My name is Finn McCauley, and I died on June 12, 1864, on a battlefield as hot and as bloody as I had ever seen. As a scout and reconnaissance officer in General Custer’s cavalry, my role was more lurking, skirting, and alerting about all things to do with Death, not confronting the beast face to face.
The camp, while less convenient, and starker, than the one previous, was still orderly, with rows of tents in precise lines, and avenues between wide enough to accommodate artillery or two horsemen riding side by side. When your surroundings have order, so then does your spirit, the General once said, and I found it to be true, as the men, even surrounded, had faith in their leader and in “Custer’s Luck”.
I was the man who alerted the General about Hampton’s Confederate cavalry brigade approaching on our right flank, albeit late, as we suffered casualties, but the General was determined to prevail, and when our flag-bearer was shot, he took the flag and hid it in his jacket, so the enemy could not claim it.

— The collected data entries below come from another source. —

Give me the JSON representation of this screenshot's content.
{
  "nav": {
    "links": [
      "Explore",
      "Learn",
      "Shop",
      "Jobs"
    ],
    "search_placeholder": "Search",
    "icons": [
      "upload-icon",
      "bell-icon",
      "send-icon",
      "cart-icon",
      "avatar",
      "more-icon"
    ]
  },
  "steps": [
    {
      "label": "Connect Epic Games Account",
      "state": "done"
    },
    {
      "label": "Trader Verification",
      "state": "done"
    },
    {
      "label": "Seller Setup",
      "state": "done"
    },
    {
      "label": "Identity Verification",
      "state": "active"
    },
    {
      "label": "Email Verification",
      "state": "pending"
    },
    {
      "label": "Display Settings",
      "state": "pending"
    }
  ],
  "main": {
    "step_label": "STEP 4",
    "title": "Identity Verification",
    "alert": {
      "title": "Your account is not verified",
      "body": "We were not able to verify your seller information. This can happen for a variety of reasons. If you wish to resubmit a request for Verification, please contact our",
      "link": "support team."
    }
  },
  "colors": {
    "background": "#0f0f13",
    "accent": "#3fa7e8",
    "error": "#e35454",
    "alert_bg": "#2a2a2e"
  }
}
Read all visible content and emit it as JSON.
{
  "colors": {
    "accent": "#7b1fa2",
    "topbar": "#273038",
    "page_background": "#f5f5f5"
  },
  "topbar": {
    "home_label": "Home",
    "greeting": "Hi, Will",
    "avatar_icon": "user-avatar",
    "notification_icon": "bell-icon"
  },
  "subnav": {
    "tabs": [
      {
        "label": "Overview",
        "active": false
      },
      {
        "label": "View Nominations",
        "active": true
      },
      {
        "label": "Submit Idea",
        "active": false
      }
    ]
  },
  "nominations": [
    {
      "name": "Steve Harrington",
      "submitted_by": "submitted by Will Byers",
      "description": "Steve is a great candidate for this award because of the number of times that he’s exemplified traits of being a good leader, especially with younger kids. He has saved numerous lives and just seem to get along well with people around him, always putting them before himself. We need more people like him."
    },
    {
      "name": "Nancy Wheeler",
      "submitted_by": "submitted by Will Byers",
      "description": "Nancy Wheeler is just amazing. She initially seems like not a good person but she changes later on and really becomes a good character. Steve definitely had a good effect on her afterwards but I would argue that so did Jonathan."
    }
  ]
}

I remember well the heat, the kind of profound and airless heat that would comfort the Devil himself. Yet my thoughts were not of the Devil, or Death, even then. I thought of Laura, whom I was to marry upon my return. Perhaps all doomed men dream of their loved ones. Or perhaps all men, doomed or not, dream of the moment of return, away from a merciless sun, mud, dust, insects, the stench of a thousand men and their blood and their waste, the futile cries of the wounded and broken, the scent of fresh dirt, dug to bury the fallen.
Was I buried? Or left behind during our retreat?
And I remember another, searing heat, not from without but from within, and praying that my horse would not suffer. Yes, that was my last thought.
Are all men so trivial, so banal, so inconsequential? Do all such men deserve to die?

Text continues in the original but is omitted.